Leaf blades deltate or rhombic, 1.7-4 cm, 3-lobed, margins usually toothed above basal lobes. Inflorescences erect, with leafy bracts. Styles with yellow area at base. Seeds 1.2-1.5 mm diam.
Annual herb 10 cm - 1 m tall Stem: white-mealy to a varying degree. Leaves: alternate, stalked, 1.7 - 4 cm long, diamond-shaped or triangular, three-lobed, toothed above basal lobes, white-mealy to a varying degree. Inflorescence: a dense, irregularly rounded cluster of flowers (glomerule), which together form an upright spike with leafy bracts. Flowers: greenish, small, with five nearly distinct sepals and no petals. Sepals broadly wing-keeled, white-mealy. Stamens five. Styles with yellow at the base. Stigmas two. Fruit: one-seeded (achene or utricle), sometimes enclosed in the persistent, incurved sepals, light yellowish around style, depressed egg-shaped, thin-walled. Wall (pericarp) not closely fitting to the seed, honeycomb-like. Seed brown, 1 - 1.5 mm wide, round, round-margined, honeycomb-like.

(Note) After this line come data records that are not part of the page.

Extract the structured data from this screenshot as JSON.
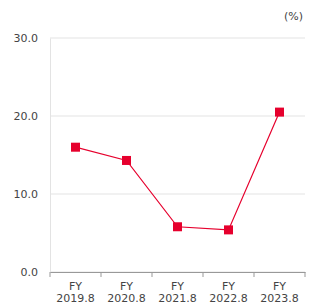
{
  "chart_data": {
    "type": "line",
    "ylabel": "(%)",
    "categories": [
      "FY\n2019.8",
      "FY\n2020.8",
      "FY\n2021.8",
      "FY\n2022.8",
      "FY\n2023.8"
    ],
    "values": [
      16.0,
      14.3,
      5.8,
      5.4,
      20.5
    ],
    "color": "#e6002d",
    "marker": "square",
    "ylim": [
      0,
      30
    ],
    "yticks": [
      {
        "value": 0,
        "label": "0.0"
      },
      {
        "value": 10,
        "label": "10.0"
      },
      {
        "value": 20,
        "label": "20.0"
      },
      {
        "value": 30,
        "label": "30.0"
      }
    ],
    "grid": true
  }
}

Similar species: No information at this time.
Flowering: late June to mid-October
Habitat and ecology: Introduced from Europe. A weed of cultivated and waste ground.
Occurence in the Chicago region: non-native
Etymology: Chenopodium comes from the Greek words chen, meaning goose, and podion, meaning "little foot," referring to the leaf shape of some species. Berlandieri is named after Jean Louis Berlandier (1805-1851), the botanist who discovered the species.
Author: The Morton Arboretum
From Flora of Indiana (1940) by Charles C. Deam
This species and the following [Chenopodium bushianum] are characterized by the peculiar alveolar depressions of their seeds, distinguishing them well from other species. The whole group however is quite polymorphic.